Молодой человек посмотрел вокруг себя: ничто не оправдывало ужаса животного. Он нагнулся надо рвом и в свою очередь замер так же, как и лошадь. Внизу, по ту сторону рва, у входа в логовище он увидел тигрицу с детенышами. Она спокойно валялась на спине в высокой траве, играя с тигрятами. Можно было видеть атласную белизну ее груди и живота, ее мягкие, розовые, налитые молоком сосцы и подошвы ее ужасных лап, снабженные волосатыми подушками. Она тщательно прятала свои острые, изогнутые, как палаш, когти в их ножны. С полузакрытыми глазами, прижимая уши, она открывала свою ужасную пасть, эту розовую пропасть, снабженную острыми зубами; и можно было рассмотреть даже впадинки на ее шероховатом языке. Маркиз стоял, как околдованный, затаив дыхание, и бессознательно искал за поясом пистолет.

Так вот его первое приключение! Вместо прекрасной принцессы, о которой он так часто мечтал, пред ним явилась царица джунглей, великолепная и страшная. Встреча могла быть смертельной, а может быть - как знать! - и менее опасной, чем та, которой он так желал. Несмотря на опасность, молодой человек не мог не восхищаться дикой красотой и изворотливостью животного. Детки весело резвились; один из них кусал тигрицу за живот, и она томно запрокинула голову в его сторону. Пробиваясь сквозь листву, солнце играло на рыжих полосах ее шкуры, переливалось на белом брюхе, бросало серебристый отблеск на ее жесткие усы. Бюсси еще думал о рае, о кротких, ручных тигрицах: созерцание этой сцены, полной материнской ласки, привело его в умиление.

Масса насекомых, блестящих, как драгоценные камни, жужжа, прорезывали воздух.

Вдруг раздался выстрел и прожужжала пуля. Тигрица вскочила на ноги и, испуская хриплое рычанье, одним прыжком скрылась из виду. Молодой человек видел в полосе солнечного луча спину и налитые кровью глаза; затем все исчезло. Детеныши спрятались в логовище с жалобным мяуканьем. Тигрица была ранена; капли крови орошали тростник на пути ее бегства. Бюсси ощупал пистолеты, чтобы убедиться, что это не он стрелял. В ту же минуту человеческий крик, раздавшийся совсем близко, заставил его вздрогнуть. Он бросился вперед, перепрыгивая через препятствия, продираясь через низкий кустарник. Через несколько шагов он очутился перед ужасным зрелищем, которое тотчас вернуло ему хладнокровие и быстрое соображение солдата, стоящего лицом к лицу с опасностью.

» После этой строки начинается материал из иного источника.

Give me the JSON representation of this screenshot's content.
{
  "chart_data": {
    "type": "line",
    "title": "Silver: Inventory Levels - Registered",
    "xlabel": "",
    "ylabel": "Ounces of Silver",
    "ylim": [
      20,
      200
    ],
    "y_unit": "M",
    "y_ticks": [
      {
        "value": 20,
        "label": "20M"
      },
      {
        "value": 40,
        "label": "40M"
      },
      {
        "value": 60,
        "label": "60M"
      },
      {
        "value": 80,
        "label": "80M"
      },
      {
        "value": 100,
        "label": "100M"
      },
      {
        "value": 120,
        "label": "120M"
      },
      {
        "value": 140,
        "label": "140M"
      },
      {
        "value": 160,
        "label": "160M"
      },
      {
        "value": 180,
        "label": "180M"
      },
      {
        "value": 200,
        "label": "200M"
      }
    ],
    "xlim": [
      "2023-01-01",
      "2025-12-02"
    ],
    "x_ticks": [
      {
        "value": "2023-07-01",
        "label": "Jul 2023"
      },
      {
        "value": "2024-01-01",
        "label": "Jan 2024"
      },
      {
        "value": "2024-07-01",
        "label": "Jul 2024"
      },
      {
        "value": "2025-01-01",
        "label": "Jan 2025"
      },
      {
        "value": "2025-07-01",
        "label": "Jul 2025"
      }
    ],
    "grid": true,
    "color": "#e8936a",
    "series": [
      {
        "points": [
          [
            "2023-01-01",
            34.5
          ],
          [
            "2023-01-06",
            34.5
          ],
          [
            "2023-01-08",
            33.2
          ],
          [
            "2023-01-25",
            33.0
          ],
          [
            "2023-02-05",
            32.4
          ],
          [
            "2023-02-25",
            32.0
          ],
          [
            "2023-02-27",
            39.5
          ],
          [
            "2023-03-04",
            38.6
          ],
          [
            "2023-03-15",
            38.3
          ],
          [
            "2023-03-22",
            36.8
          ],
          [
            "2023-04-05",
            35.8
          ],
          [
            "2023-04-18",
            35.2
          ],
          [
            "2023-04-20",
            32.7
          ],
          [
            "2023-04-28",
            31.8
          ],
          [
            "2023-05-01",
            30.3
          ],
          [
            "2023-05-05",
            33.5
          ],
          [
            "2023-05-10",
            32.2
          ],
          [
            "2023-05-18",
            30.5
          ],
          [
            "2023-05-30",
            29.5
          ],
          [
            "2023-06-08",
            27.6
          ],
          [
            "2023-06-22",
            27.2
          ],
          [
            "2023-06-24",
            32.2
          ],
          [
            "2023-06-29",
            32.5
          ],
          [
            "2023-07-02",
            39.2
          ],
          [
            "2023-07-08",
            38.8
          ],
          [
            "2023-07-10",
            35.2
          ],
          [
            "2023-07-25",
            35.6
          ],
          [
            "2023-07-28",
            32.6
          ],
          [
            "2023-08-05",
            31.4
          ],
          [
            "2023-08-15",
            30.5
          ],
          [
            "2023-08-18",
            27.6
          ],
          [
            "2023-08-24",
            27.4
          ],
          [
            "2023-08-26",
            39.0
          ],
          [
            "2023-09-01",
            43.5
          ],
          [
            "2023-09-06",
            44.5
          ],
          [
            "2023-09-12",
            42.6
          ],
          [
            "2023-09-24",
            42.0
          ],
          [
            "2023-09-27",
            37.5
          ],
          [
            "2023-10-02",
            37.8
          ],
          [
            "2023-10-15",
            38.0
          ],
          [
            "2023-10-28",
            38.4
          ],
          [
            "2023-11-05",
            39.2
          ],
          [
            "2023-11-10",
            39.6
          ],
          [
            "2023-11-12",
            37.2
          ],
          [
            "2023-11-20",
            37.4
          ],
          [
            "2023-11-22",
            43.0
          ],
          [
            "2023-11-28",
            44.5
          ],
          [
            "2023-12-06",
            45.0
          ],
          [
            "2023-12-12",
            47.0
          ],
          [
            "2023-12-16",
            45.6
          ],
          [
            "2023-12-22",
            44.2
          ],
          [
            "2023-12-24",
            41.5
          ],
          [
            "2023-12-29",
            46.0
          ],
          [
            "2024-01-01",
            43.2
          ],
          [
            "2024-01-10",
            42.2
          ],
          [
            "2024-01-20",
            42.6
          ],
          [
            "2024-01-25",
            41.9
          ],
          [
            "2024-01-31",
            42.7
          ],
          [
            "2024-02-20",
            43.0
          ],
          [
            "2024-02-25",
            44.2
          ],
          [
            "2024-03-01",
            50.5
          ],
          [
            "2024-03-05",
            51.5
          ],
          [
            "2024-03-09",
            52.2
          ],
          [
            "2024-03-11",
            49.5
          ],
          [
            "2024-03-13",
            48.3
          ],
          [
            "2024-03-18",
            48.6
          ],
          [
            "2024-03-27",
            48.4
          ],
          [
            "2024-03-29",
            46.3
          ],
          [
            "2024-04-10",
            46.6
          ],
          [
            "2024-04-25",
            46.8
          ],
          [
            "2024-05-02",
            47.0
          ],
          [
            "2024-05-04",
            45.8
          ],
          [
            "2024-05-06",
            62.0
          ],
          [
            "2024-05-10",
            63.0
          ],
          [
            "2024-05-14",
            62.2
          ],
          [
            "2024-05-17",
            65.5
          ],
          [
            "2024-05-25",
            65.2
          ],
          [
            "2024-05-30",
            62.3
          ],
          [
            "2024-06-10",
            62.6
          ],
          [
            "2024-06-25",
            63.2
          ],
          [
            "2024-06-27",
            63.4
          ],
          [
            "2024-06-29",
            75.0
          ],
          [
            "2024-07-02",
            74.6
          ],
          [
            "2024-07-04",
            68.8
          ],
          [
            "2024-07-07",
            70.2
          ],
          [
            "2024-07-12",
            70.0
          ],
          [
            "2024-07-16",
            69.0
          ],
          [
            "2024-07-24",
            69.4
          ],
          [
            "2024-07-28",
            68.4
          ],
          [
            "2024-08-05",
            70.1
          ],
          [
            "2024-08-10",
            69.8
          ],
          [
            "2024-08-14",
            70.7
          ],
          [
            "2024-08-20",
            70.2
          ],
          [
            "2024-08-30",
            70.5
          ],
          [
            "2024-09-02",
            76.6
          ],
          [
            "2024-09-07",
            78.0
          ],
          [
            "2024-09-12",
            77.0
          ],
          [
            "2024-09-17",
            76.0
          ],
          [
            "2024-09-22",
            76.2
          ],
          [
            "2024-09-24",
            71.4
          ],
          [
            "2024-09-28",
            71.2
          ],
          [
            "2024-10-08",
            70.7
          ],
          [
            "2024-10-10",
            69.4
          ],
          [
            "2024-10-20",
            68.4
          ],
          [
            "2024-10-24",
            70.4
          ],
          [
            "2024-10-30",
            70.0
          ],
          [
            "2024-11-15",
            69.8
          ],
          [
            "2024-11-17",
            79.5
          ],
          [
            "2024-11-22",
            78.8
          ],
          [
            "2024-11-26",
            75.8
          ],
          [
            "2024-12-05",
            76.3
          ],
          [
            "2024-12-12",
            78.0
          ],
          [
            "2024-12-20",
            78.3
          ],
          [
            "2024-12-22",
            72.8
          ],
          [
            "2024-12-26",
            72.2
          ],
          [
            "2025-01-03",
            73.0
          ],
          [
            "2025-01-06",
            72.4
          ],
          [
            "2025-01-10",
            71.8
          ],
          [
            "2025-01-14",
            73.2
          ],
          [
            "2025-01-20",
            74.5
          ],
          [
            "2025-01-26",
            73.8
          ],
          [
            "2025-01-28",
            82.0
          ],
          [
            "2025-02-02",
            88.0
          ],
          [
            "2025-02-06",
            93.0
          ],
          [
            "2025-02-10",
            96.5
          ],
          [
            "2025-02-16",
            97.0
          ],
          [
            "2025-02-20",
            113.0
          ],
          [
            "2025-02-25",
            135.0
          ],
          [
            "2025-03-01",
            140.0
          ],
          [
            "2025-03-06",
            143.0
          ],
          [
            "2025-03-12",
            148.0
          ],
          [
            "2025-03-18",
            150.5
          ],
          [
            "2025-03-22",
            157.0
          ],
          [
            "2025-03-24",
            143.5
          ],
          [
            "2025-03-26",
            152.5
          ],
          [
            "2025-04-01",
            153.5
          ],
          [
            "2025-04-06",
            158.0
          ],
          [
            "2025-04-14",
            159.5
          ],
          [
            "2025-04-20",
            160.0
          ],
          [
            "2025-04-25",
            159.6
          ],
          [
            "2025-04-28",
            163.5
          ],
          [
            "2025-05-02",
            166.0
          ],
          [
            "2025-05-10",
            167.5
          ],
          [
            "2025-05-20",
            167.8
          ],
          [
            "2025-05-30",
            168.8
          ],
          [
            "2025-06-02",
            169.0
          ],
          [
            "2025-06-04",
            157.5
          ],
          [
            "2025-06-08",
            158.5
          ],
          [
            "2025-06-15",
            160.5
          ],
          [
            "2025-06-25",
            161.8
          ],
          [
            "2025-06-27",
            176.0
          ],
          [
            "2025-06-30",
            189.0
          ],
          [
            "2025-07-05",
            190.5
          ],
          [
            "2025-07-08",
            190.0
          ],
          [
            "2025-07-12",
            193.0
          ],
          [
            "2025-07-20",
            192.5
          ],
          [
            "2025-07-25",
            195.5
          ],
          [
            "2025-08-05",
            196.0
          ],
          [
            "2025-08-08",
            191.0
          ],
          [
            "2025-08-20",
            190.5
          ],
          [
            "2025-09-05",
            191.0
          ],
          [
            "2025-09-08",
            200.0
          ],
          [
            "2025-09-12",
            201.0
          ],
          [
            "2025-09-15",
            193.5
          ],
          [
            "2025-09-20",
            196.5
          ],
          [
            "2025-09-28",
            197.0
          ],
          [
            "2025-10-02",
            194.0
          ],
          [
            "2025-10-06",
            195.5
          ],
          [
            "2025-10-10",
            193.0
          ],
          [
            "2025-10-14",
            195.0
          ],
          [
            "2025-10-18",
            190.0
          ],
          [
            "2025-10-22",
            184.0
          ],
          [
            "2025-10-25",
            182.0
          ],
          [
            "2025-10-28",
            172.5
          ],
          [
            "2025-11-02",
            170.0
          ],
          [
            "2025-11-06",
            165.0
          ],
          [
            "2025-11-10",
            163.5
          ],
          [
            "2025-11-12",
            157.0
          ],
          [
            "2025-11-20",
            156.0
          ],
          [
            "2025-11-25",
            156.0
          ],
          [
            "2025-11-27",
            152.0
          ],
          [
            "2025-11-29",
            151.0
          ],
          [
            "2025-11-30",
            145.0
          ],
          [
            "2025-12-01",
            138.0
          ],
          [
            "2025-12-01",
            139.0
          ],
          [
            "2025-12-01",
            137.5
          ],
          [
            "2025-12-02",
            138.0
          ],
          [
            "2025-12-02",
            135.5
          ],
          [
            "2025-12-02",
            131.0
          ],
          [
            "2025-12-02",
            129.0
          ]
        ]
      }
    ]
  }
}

Перед ним с безумными глазами и растрепанной гривой стояла на дыбах белая лошадь; в горло ее вцепилась тигрица. А на лошади, едва держась, сидела женщина, вся увешанная золотыми украшениями. Бюсси на ходу выхватил шпагу. Еще прыжок - и метким, верным движением он погружает оружие по рукоять между лопатками тигрицы. Смертельно раненное животное запрокинулось назад, изогнув свою гибкую спину; но у него еще хватило сил достать молодого человека и разорвать ему плечо ударом лапы. Несмотря на ужасную боль, Бюсси успел подхватить женщину, которую только что спас; смертельно раненная лошадь чуть не задавила ее при своем падении. Потом у победителя зашумело в ушах, по лицу и по членам пробежала дрожь, и он свалился без чувств на траву, сжимая незнакомку в своих нервных объятиях.

выступила лучезарная женщина, которую он едва видел, но образ которой врезался в его память, как оттиск печати на горячем сургуче. Тогда Бюсси вспомнил свое приключение; и оно показалось ему до того романтическим, что он принял его за создание своего воображения. В полудреме он продолжал произвольно развивать события. Герой видел себя бледным, раненым, быть может, умирающим на глазах у той, которую он только что спас. Он представлял себе ужас незнакомки, такой красавицы, какой ему не приходилось видеть.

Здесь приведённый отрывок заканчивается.